The Government is leaving the door open to more tax incentives to keep the shooting of The Hobbit films in New Zealand, and Sir Peter Jackson says losing the movies could be a fatal blow to the local industry.

Prime Minister John Key and Economic Development Minister Gerry Brownlee will meet Warner Bros executives next week in a bid to keep the $670 million production here.

Lifting the current tax rebate of 15 per cent for two Hobbit films has so far not been on the agenda, but Finance Minister Bill English refused to rule it out yesterday.

"The Government is taking an interest in the issue and the Government will collectively make a decision about that."

He said it was possible Warner Bros was using the industrial dispute to push an agenda for more tax breaks, which are estimated to be worth $50 million to $60 million.

The situation remained tense after exchanges of insults and clashes in the streets between union and non-union film workers.

An international actors' boycott had threatened the making of the films, but it was announced yesterday that the boycott had been lifted and the actors' unions would not block The Hobbit being made here.

Last night, NZ Actors' Equity, which has about 600 members, cancelled its Auckland meetings for safety reasons, and the previous night actor Robyn Malcolm was reportedly abused as she left a Wellington restaurant and had to be escorted to safety by police.

Sir Peter waded into the debate, calling the Equity union gutless and self-centred.

In a statement with co-producer Fran Walsh, he said Warner Bros executives were coming next week to "make arrangements to move the production offshore".

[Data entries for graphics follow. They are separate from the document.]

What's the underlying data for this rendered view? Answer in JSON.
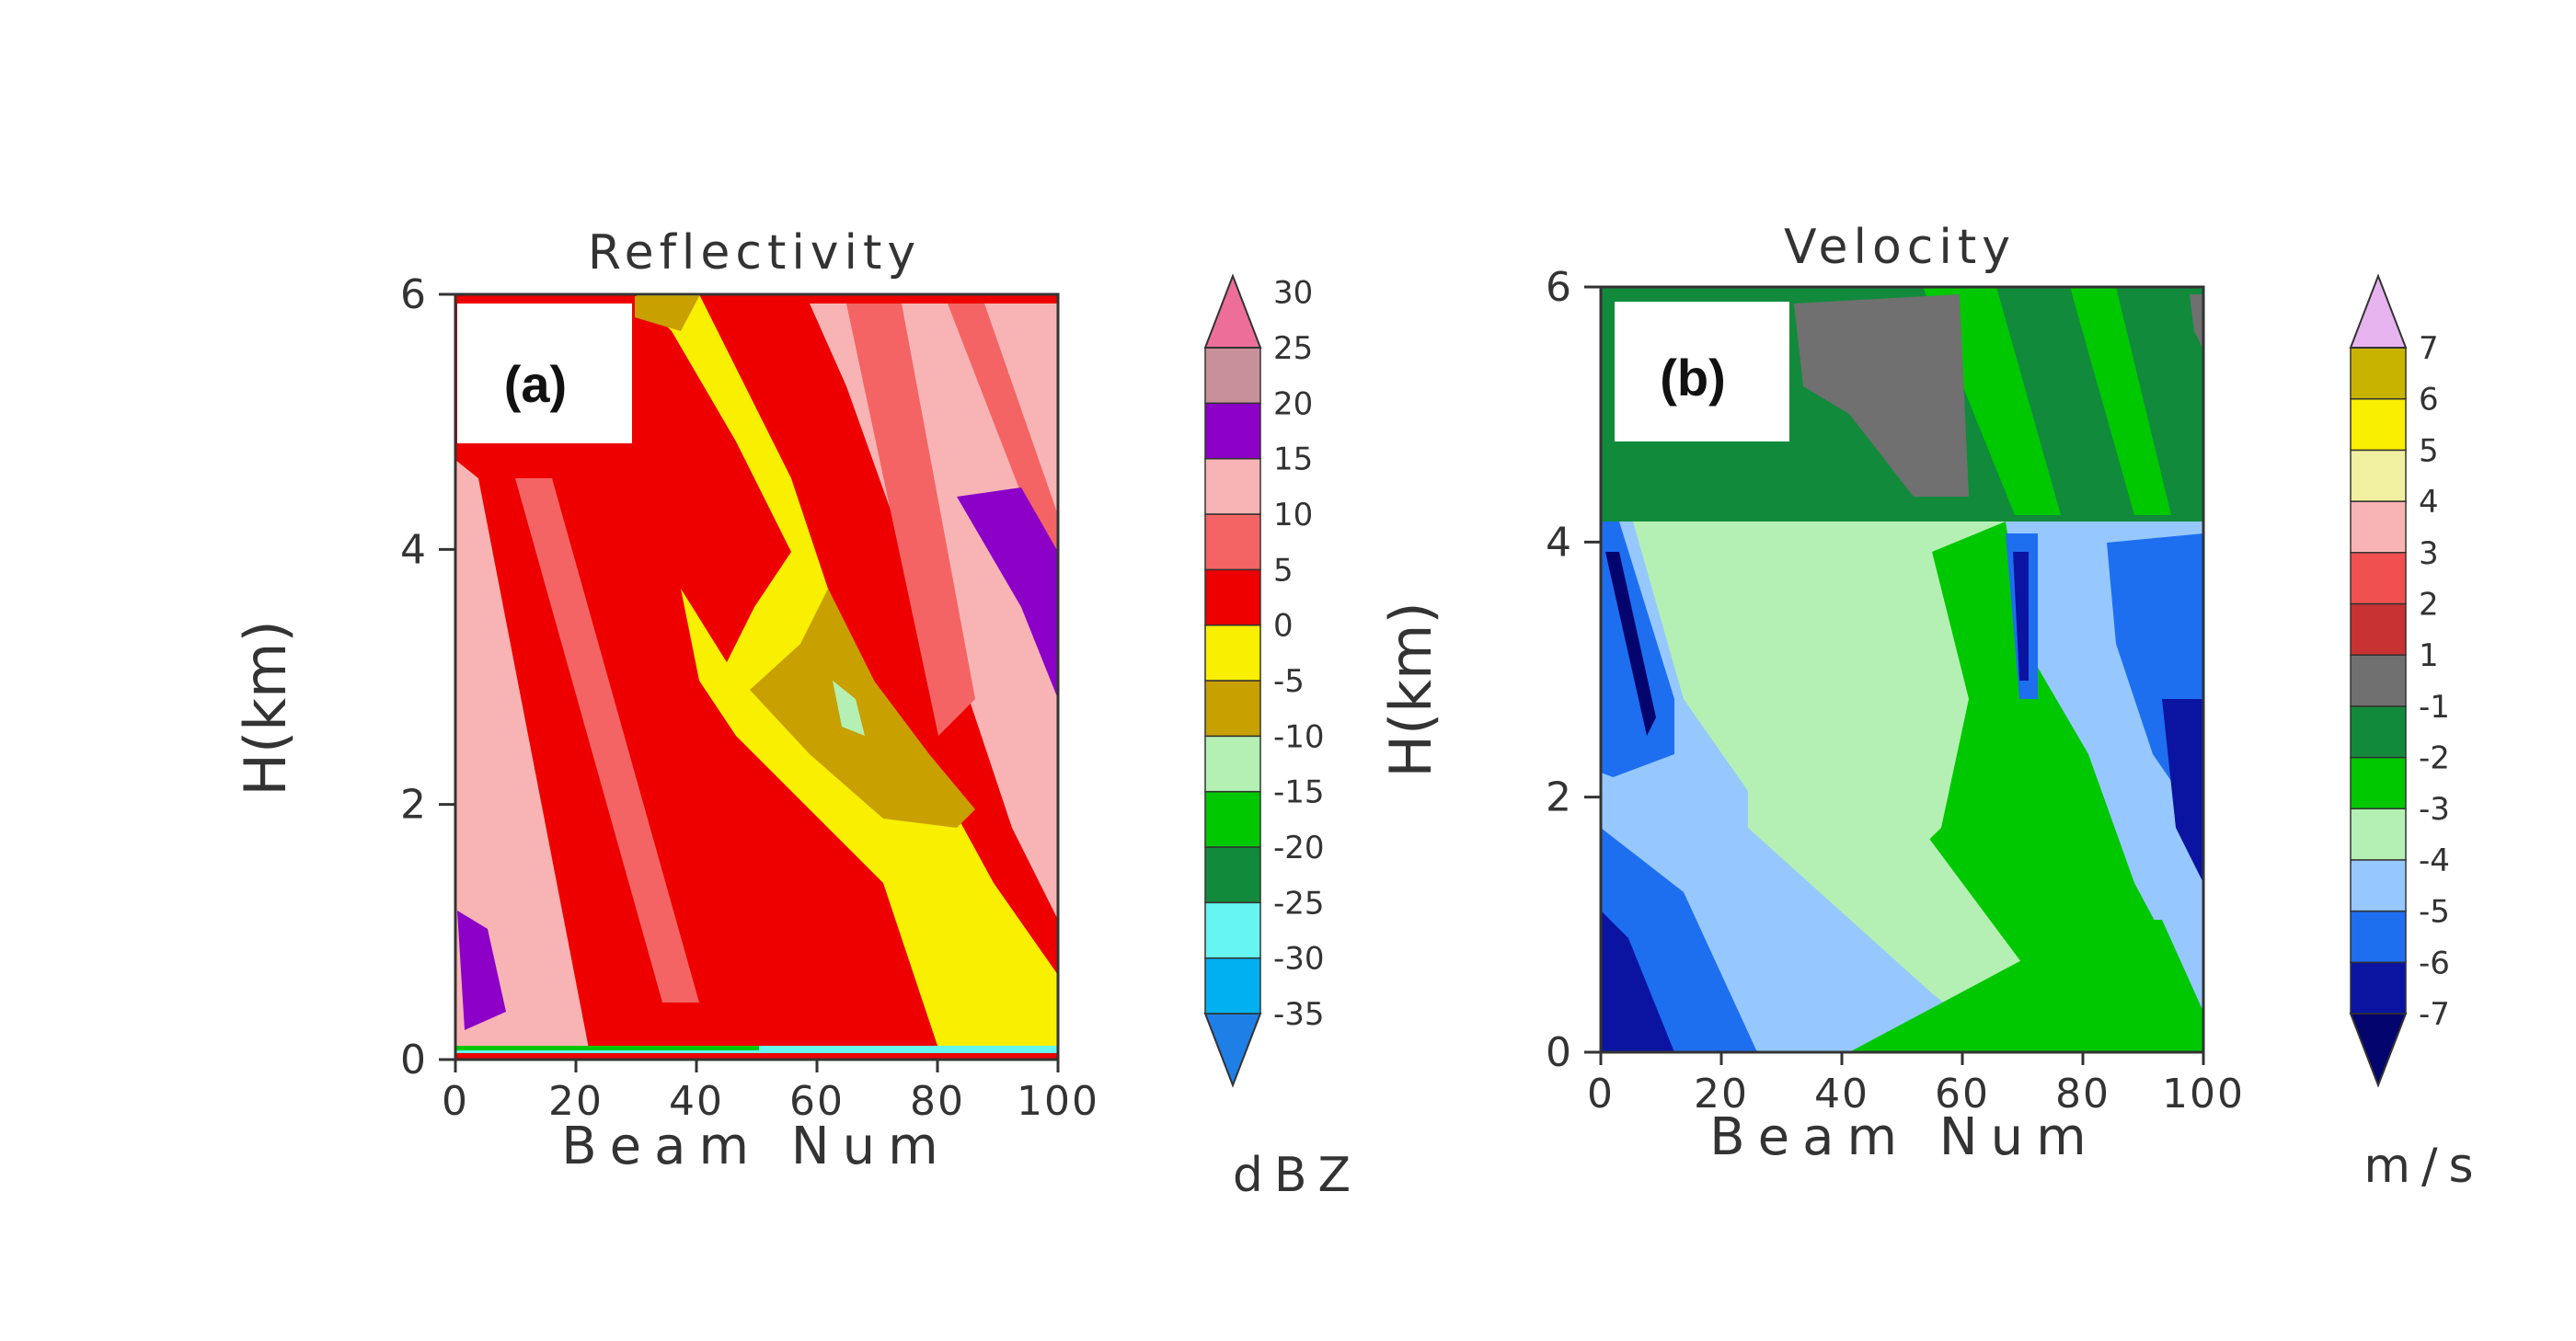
{
  "chart_data": [
    {
      "type": "heatmap",
      "title": "Reflectivity",
      "panel_label": "(a)",
      "xlabel": "Beam Num",
      "ylabel": "H(km)",
      "xlim": [
        0,
        100
      ],
      "ylim": [
        0,
        6
      ],
      "xticks": [
        "0",
        "20",
        "40",
        "60",
        "80",
        "100"
      ],
      "yticks": [
        "0",
        "2",
        "4",
        "6"
      ],
      "colorbar": {
        "unit": "dBZ",
        "levels": [
          "-35",
          "-30",
          "-25",
          "-20",
          "-15",
          "-10",
          "-5",
          "0",
          "5",
          "10",
          "15",
          "20",
          "25",
          "30"
        ],
        "colors": [
          "#1e7fe6",
          "#00b0f0",
          "#66f5f0",
          "#128a3c",
          "#00c800",
          "#b4f0b4",
          "#c8a000",
          "#f8f000",
          "#ee0000",
          "#f46464",
          "#f8b4b4",
          "#8c00c8",
          "#c8909a",
          "#ee6e9a"
        ]
      }
    },
    {
      "type": "heatmap",
      "title": "Velocity",
      "panel_label": "(b)",
      "xlabel": "Beam Num",
      "ylabel": "H(km)",
      "xlim": [
        0,
        100
      ],
      "ylim": [
        0,
        6
      ],
      "xticks": [
        "0",
        "20",
        "40",
        "60",
        "80",
        "100"
      ],
      "yticks": [
        "0",
        "2",
        "4",
        "6"
      ],
      "colorbar": {
        "unit": "m/s",
        "levels": [
          "-7",
          "-6",
          "-5",
          "-4",
          "-3",
          "-2",
          "-1",
          "1",
          "2",
          "3",
          "4",
          "5",
          "6",
          "7"
        ],
        "colors": [
          "#04046e",
          "#0a14a0",
          "#1e6ef0",
          "#96c8ff",
          "#b4f0b4",
          "#00c800",
          "#128a3c",
          "#707070",
          "#c83232",
          "#f05050",
          "#f8b4b4",
          "#f0f0a0",
          "#f8f000",
          "#c8b400",
          "#e8b4f0"
        ]
      }
    }
  ]
}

They blamed Equity, which is a branch of the Australian-based Media and Entertainment Arts Alliance and an affiliate of the Council of Trade Unions, for targeting The Hobbit and putting the New Zealand film industry in "dire jeopardy".

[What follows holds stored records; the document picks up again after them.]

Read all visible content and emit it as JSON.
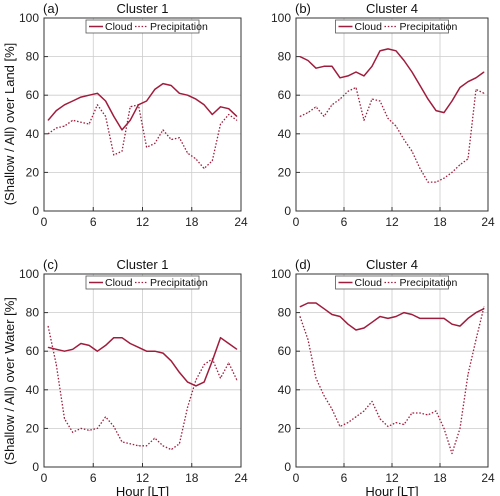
{
  "ylabel_top": "(Shallow / All) over Land [%]",
  "ylabel_bottom": "(Shallow / All) over Water [%]",
  "xlabel": "Hour [LT]",
  "colors": {
    "series": "#a01c3c",
    "axis": "#333333",
    "grid": "#cccccc"
  },
  "legend": {
    "cloud": "Cloud",
    "precip": "Precipitation"
  },
  "chart_data": [
    {
      "type": "line",
      "panel": "(a)",
      "title": "Cluster 1",
      "xlabel": "",
      "ylabel": "(Shallow / All) over Land [%]",
      "xlim": [
        0,
        24
      ],
      "ylim": [
        0,
        100
      ],
      "xticks": [
        0,
        6,
        12,
        18,
        24
      ],
      "yticks": [
        0,
        20,
        40,
        60,
        80,
        100
      ],
      "grid": true,
      "legend_position": "top-center",
      "series": [
        {
          "name": "Cloud",
          "style": "solid",
          "x": [
            0.5,
            1.5,
            2.5,
            3.5,
            4.5,
            5.5,
            6.5,
            7.5,
            8.5,
            9.5,
            10.5,
            11.5,
            12.5,
            13.5,
            14.5,
            15.5,
            16.5,
            17.5,
            18.5,
            19.5,
            20.5,
            21.5,
            22.5,
            23.5
          ],
          "y": [
            47,
            52,
            55,
            57,
            59,
            60,
            61,
            57,
            49,
            42,
            47,
            55,
            57,
            63,
            66,
            65,
            61,
            60,
            58,
            55,
            50,
            54,
            53,
            49
          ]
        },
        {
          "name": "Precipitation",
          "style": "dotted",
          "x": [
            0.5,
            1.5,
            2.5,
            3.5,
            4.5,
            5.5,
            6.5,
            7.5,
            8.5,
            9.5,
            10.5,
            11.5,
            12.5,
            13.5,
            14.5,
            15.5,
            16.5,
            17.5,
            18.5,
            19.5,
            20.5,
            21.5,
            22.5,
            23.5
          ],
          "y": [
            40,
            43,
            44,
            47,
            46,
            45,
            55,
            49,
            29,
            31,
            54,
            55,
            33,
            35,
            42,
            37,
            38,
            30,
            27,
            22,
            26,
            45,
            50,
            47
          ]
        }
      ]
    },
    {
      "type": "line",
      "panel": "(b)",
      "title": "Cluster 4",
      "xlabel": "",
      "ylabel": "",
      "xlim": [
        0,
        24
      ],
      "ylim": [
        0,
        100
      ],
      "xticks": [
        0,
        6,
        12,
        18,
        24
      ],
      "yticks": [
        0,
        20,
        40,
        60,
        80,
        100
      ],
      "grid": true,
      "legend_position": "top-center",
      "series": [
        {
          "name": "Cloud",
          "style": "solid",
          "x": [
            0.5,
            1.5,
            2.5,
            3.5,
            4.5,
            5.5,
            6.5,
            7.5,
            8.5,
            9.5,
            10.5,
            11.5,
            12.5,
            13.5,
            14.5,
            15.5,
            16.5,
            17.5,
            18.5,
            19.5,
            20.5,
            21.5,
            22.5,
            23.5
          ],
          "y": [
            80,
            78,
            74,
            75,
            75,
            69,
            70,
            72,
            70,
            75,
            83,
            84,
            83,
            78,
            72,
            65,
            58,
            52,
            51,
            57,
            64,
            67,
            69,
            72
          ]
        },
        {
          "name": "Precipitation",
          "style": "dotted",
          "x": [
            0.5,
            1.5,
            2.5,
            3.5,
            4.5,
            5.5,
            6.5,
            7.5,
            8.5,
            9.5,
            10.5,
            11.5,
            12.5,
            13.5,
            14.5,
            15.5,
            16.5,
            17.5,
            18.5,
            19.5,
            20.5,
            21.5,
            22.5,
            23.5
          ],
          "y": [
            49,
            51,
            54,
            49,
            55,
            58,
            62,
            64,
            47,
            58,
            57,
            48,
            44,
            37,
            31,
            22,
            15,
            15,
            17,
            20,
            24,
            27,
            63,
            61
          ]
        }
      ]
    },
    {
      "type": "line",
      "panel": "(c)",
      "title": "Cluster 1",
      "xlabel": "Hour [LT]",
      "ylabel": "(Shallow / All) over Water [%]",
      "xlim": [
        0,
        24
      ],
      "ylim": [
        0,
        100
      ],
      "xticks": [
        0,
        6,
        12,
        18,
        24
      ],
      "yticks": [
        0,
        20,
        40,
        60,
        80,
        100
      ],
      "grid": true,
      "legend_position": "top-center",
      "series": [
        {
          "name": "Cloud",
          "style": "solid",
          "x": [
            0.5,
            1.5,
            2.5,
            3.5,
            4.5,
            5.5,
            6.5,
            7.5,
            8.5,
            9.5,
            10.5,
            11.5,
            12.5,
            13.5,
            14.5,
            15.5,
            16.5,
            17.5,
            18.5,
            19.5,
            20.5,
            21.5,
            22.5,
            23.5
          ],
          "y": [
            62,
            61,
            60,
            61,
            64,
            63,
            60,
            63,
            67,
            67,
            64,
            62,
            60,
            60,
            59,
            55,
            49,
            44,
            42,
            44,
            55,
            67,
            64,
            61
          ]
        },
        {
          "name": "Precipitation",
          "style": "dotted",
          "x": [
            0.5,
            1.5,
            2.5,
            3.5,
            4.5,
            5.5,
            6.5,
            7.5,
            8.5,
            9.5,
            10.5,
            11.5,
            12.5,
            13.5,
            14.5,
            15.5,
            16.5,
            17.5,
            18.5,
            19.5,
            20.5,
            21.5,
            22.5,
            23.5
          ],
          "y": [
            73,
            53,
            25,
            18,
            20,
            19,
            20,
            26,
            21,
            13,
            12,
            11,
            11,
            15,
            11,
            9,
            12,
            31,
            45,
            53,
            56,
            46,
            54,
            45
          ]
        }
      ]
    },
    {
      "type": "line",
      "panel": "(d)",
      "title": "Cluster 4",
      "xlabel": "Hour [LT]",
      "ylabel": "",
      "xlim": [
        0,
        24
      ],
      "ylim": [
        0,
        100
      ],
      "xticks": [
        0,
        6,
        12,
        18,
        24
      ],
      "yticks": [
        0,
        20,
        40,
        60,
        80,
        100
      ],
      "grid": true,
      "legend_position": "top-center",
      "series": [
        {
          "name": "Cloud",
          "style": "solid",
          "x": [
            0.5,
            1.5,
            2.5,
            3.5,
            4.5,
            5.5,
            6.5,
            7.5,
            8.5,
            9.5,
            10.5,
            11.5,
            12.5,
            13.5,
            14.5,
            15.5,
            16.5,
            17.5,
            18.5,
            19.5,
            20.5,
            21.5,
            22.5,
            23.5
          ],
          "y": [
            83,
            85,
            85,
            82,
            79,
            78,
            74,
            71,
            72,
            75,
            78,
            77,
            78,
            80,
            79,
            77,
            77,
            77,
            77,
            74,
            73,
            77,
            80,
            82
          ]
        },
        {
          "name": "Precipitation",
          "style": "dotted",
          "x": [
            0.5,
            1.5,
            2.5,
            3.5,
            4.5,
            5.5,
            6.5,
            7.5,
            8.5,
            9.5,
            10.5,
            11.5,
            12.5,
            13.5,
            14.5,
            15.5,
            16.5,
            17.5,
            18.5,
            19.5,
            20.5,
            21.5,
            22.5,
            23.5
          ],
          "y": [
            78,
            66,
            46,
            37,
            30,
            21,
            23,
            26,
            29,
            34,
            25,
            21,
            23,
            22,
            28,
            28,
            27,
            29,
            20,
            7,
            20,
            48,
            66,
            83
          ]
        }
      ]
    }
  ]
}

"NZ Equity's unjustified industrial action against The Hobbit has undermined Warner Bros' confidence in New Zealand as a stable employment environment, and they are now, quite rightly, very concerned about the security of their US$500 million ($667 million) investment.

"This will be the start of a domino effect, as word of New Zealand's unstable employment environment registers with film investors and studios worldwide."

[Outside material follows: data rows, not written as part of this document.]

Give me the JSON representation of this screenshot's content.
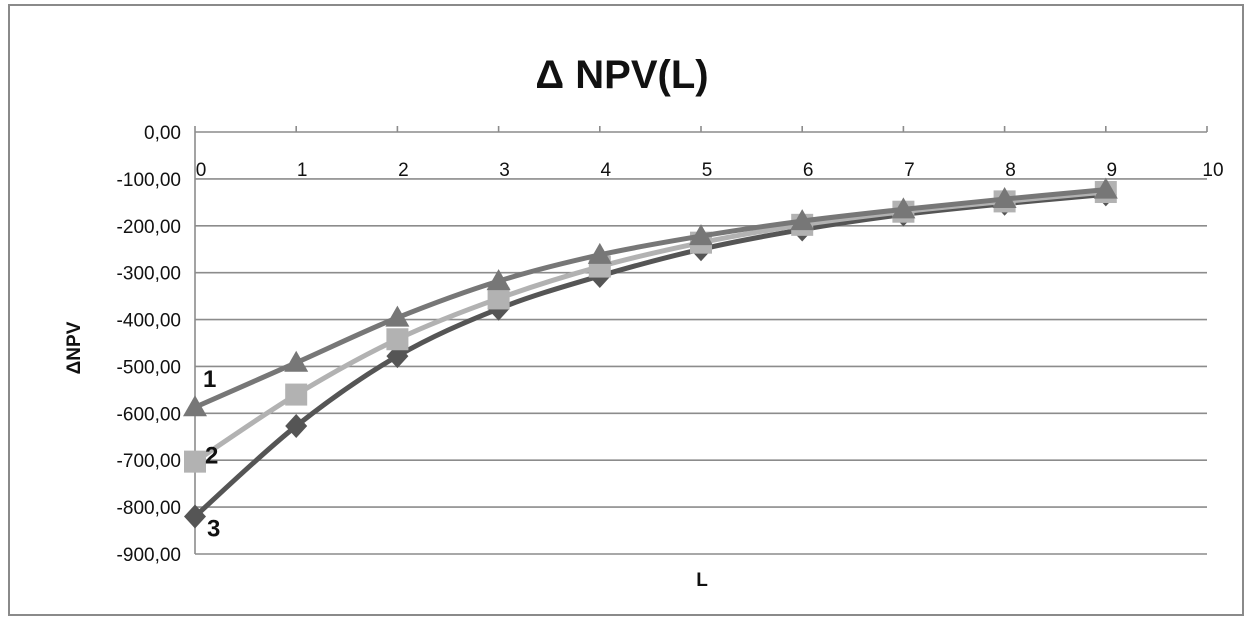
{
  "chart_data": {
    "type": "line",
    "title": "Δ NPV(L)",
    "xlabel": "L",
    "ylabel": "ΔNPV",
    "xlim": [
      0,
      10
    ],
    "ylim": [
      -900,
      0
    ],
    "x_ticks": [
      "0",
      "1",
      "2",
      "3",
      "4",
      "5",
      "6",
      "7",
      "8",
      "9",
      "10"
    ],
    "y_ticks": [
      "0,00",
      "-100,00",
      "-200,00",
      "-300,00",
      "-400,00",
      "-500,00",
      "-600,00",
      "-700,00",
      "-800,00",
      "-900,00"
    ],
    "grid": "horizontal",
    "x_axis_position": "top",
    "legend": "none",
    "x": [
      0,
      1,
      2,
      3,
      4,
      5,
      6,
      7,
      8,
      9
    ],
    "series": [
      {
        "name": "1",
        "marker": "triangle",
        "color": "#777777",
        "values": [
          -587,
          -492,
          -396,
          -318,
          -262,
          -222,
          -190,
          -165,
          -143,
          -123
        ]
      },
      {
        "name": "2",
        "marker": "square",
        "color": "#b2b2b2",
        "values": [
          -703,
          -560,
          -442,
          -355,
          -287,
          -236,
          -198,
          -170,
          -148,
          -128
        ]
      },
      {
        "name": "3",
        "marker": "diamond",
        "color": "#555555",
        "values": [
          -820,
          -627,
          -478,
          -377,
          -307,
          -250,
          -208,
          -176,
          -153,
          -133
        ]
      }
    ]
  }
}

He said the lifting of the boycott was irrelevant, because our reputation as a stable working environment was already in tatters.

CTU president Helen Kelly hit back, calling the publicity a "no holds barred fight for public opinion" and Sir Peter a "spoiled brat" who had blocked talks with the union.

"There comes a point when you have to call a spade a spade," Ms Kelly said.

"We were making progress. Why would he stop it? He's trying to maximise his reputation against the reputation of performers."

Sir Peter responded by saying that Ms Kelly did not have a clue, and that a month ago no one thought the films were going to be made anywhere but in New Zealand.

Ms Kelly pointed to the review of the Film Commission, co-authored by Sir Peter, which noted that publicly-listed film companies always looked to maximise profit and the level of tax rebate New Zealand offered should reflect that.

"We may think our landscape is unique, but a publicly traded multinational conglomerate won't hesitate to substitute the mountains of Canada, the black forests of Germany or the lush green of Ireland if the numbers point that way," the review said.

Currently the tax rebate is less in other countries such as France and Hungary (20 per cent) and Ireland, where it is up to 28 per cent.

Mr Brownlee said Warner Bros had not asked for more tax breaks.

"You can offer all the [tax] advantages you like. If you can't offer stable industrial relations, they won't come."

NZ Actors Equity president Jennifer Ward-Lealand said the union had given an unequivocal guarantee that there were no union barriers to The Hobbit.

She questioned whether the prospect of losing The Hobbit were a beat-up.

"We find this perplexing when we know that flights for overseas actors are already being booked to New Zealand, and their contracts have the filming clearly located here. The production office is already issuing contracts to New Zealand performers and crew."

Meanwhile the Actors Equity Facebook group has censored its page because of abusive posts. The group has also deleted all posts that do not support the union's position.

INDUSTRY AT STAKE
* Sir Peter Jackson and the Government say the issue is industrial relations, and instability in the workforce will drive Warner Bros to take the film overseas, damaging the future of the industry.